In recent months, organizations like Projects Abroad and Peace Corps have seen record increases in people's willingness to volunteer. Projects Abroad, a company that sends paying volunteers to developing countries, has reported a 60 percent increase in the number of applicants ages 25 years and older in 2008. They credit this boost to the failing economy. Additionally, the Peace Corps has seen a 16 percent rise in applications for the fiscal year 2009 — the biggest jump in over five years.
Jessye Crowe-Rothstein, a representative and U.S. program advisor for Projects Abroad, said that with the unemployment rate at 7.6% in the United States, people out of work are looking for things to do with their extra time.
"There is definitely the aspect that people are looking to fill the time that a job otherwise would have," Crowe-Rothstein told the Daily. "People are finding themselves out of jobs and are using it as an opportunity to get something done that they've wanted to do for a while, but might not have been able to because of the time constraints of their job."
Crowe-Rothstein added that a service trip could ultimately help laid-off workers in the job hunt, as it is a great addition to a resume.
"For those thinking about switching industries, a volunteer trip might boost their résumé a bit and give them opportunities to meet and network with new people," she said.
While Projects Abroad relates their rise in applications directly to the economy, the Peace Corps maintains that an increase in applications just shows Americans' continued interest in supporting countries in need, according to Asha Michener, a representative for the Peace Corps.
"The main reason applicants want to join the Peace Corps is to serve," Michener said in an e-mail to the Daily. "It is a very personal decision and a big commitment to serve as a volunteer in a developing country for two years, and most people would not base such a decision on the current economic status."
Michener also credited the Peace Corps' recent marketing campaigns and President Barack Obama's call to service as inspiration for many to apply to serve in the Peace Corps.
"There is a growing emphasis on national service, perhaps inspired by Barack Obama coming into office," she said. "The increase in applications among volunteers in general can be traced to our effective outreach campaign, which includes direct mail pieces, newspaper and online advertising and weekly information sessions around New England. Americans are ready to serve — even in a down economy. For those who are up to the challenge, serving in the Peace Corps overseas in a developing country is a good fit."
The United States has also been seeing its own internal increase in volunteering, and Tufts is no exception. Junior Fred Huang, co-president of the Leonard Carmichael Society (LCS), said that several of their projects have been experiencing an overload of volunteers, which actually makes it more difficult to plan volunteer trips.
"A couple of our groups have mentioned that there has been a general influx of volunteers … and a decrease of available supplies," he said. "For example, our shelters group and our hunger project group have seen a huge outpouring in student support. They are trying to book places at the shelters that they work with, but they are having trouble finding times to go in because there are so many other volunteers already taking those spots."

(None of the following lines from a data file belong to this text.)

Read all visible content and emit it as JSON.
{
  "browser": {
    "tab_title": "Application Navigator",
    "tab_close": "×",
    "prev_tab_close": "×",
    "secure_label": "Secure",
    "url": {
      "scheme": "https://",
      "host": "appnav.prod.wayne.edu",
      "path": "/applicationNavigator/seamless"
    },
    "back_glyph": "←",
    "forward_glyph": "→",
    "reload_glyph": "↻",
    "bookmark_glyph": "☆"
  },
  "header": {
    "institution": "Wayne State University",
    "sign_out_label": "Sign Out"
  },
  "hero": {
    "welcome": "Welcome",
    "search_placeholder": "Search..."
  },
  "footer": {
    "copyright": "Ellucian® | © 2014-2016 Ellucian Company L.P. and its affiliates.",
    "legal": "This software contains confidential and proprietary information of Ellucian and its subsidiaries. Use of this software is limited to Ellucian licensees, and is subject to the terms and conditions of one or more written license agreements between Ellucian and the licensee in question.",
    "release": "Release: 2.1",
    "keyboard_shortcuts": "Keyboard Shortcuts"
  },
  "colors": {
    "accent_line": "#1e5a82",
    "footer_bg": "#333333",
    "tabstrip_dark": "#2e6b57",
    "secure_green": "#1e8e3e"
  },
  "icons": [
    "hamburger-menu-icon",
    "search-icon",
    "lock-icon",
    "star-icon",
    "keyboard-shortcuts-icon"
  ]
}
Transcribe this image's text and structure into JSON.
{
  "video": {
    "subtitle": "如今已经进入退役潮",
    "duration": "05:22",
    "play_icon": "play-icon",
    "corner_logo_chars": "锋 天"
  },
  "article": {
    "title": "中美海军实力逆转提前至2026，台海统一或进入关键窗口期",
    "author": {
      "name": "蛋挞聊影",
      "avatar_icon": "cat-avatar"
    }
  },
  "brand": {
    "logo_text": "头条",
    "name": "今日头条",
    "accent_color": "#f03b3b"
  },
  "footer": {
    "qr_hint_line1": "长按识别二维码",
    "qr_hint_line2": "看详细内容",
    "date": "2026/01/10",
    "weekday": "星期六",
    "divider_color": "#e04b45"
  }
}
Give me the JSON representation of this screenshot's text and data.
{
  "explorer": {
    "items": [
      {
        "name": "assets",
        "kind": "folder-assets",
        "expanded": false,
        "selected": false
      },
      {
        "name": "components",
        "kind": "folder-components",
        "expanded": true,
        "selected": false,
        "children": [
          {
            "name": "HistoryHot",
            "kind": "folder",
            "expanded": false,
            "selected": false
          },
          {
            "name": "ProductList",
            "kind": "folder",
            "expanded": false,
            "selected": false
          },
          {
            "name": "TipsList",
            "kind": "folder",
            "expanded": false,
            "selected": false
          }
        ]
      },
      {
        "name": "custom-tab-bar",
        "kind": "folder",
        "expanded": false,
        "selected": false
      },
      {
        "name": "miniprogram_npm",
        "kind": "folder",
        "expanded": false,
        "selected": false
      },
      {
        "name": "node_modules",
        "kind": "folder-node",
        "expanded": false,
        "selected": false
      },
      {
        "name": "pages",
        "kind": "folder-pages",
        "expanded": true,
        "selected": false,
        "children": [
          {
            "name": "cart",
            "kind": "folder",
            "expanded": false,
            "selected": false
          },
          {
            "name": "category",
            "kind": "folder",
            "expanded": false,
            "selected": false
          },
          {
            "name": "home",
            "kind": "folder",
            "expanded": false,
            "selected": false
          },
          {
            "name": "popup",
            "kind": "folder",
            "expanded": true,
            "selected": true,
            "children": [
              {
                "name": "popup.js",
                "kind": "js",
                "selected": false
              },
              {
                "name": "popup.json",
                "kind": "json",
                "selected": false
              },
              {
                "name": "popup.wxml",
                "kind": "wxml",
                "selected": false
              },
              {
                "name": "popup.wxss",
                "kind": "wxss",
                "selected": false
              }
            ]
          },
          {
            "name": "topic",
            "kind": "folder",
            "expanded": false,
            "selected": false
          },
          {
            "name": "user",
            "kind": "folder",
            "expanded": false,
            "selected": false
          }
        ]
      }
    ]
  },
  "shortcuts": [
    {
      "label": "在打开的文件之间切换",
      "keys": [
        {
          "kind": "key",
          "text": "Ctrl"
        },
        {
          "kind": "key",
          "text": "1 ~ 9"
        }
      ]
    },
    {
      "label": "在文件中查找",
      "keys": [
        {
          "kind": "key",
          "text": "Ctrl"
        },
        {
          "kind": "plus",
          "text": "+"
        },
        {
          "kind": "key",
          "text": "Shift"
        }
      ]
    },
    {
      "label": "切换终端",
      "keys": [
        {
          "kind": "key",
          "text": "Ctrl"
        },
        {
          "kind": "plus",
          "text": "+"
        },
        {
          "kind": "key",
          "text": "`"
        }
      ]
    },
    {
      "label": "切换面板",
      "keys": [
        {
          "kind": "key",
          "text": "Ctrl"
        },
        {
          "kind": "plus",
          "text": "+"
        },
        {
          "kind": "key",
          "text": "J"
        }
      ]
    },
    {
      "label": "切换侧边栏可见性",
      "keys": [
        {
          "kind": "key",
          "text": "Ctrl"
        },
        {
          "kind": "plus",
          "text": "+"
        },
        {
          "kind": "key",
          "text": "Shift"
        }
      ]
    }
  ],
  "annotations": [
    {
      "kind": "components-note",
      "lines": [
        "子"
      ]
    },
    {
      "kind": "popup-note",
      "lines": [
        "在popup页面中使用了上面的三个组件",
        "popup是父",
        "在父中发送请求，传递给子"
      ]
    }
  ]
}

But despite increased interest, the faltering economy has caused financial problems for LCS. According to senior Valerie Pastorelle, program coordinator for Tufts Best Buddies, the LCS programs Best Buddies and Kids to College have lost funding from their respective national organizations, causing many logistical issues.
"Our [Best Buddies] chapter at Tufts was one of the ones that they stopped funding," Pastorelle said. "We can still do what we used to, but we just need to change a bunch of things. We were covered under their Best Buddies insurance, so it's details like that that we've had to work out with our host site. Also, now that we can't use the Best Buddies name and logo, we just kind of need to form our own group with our own name."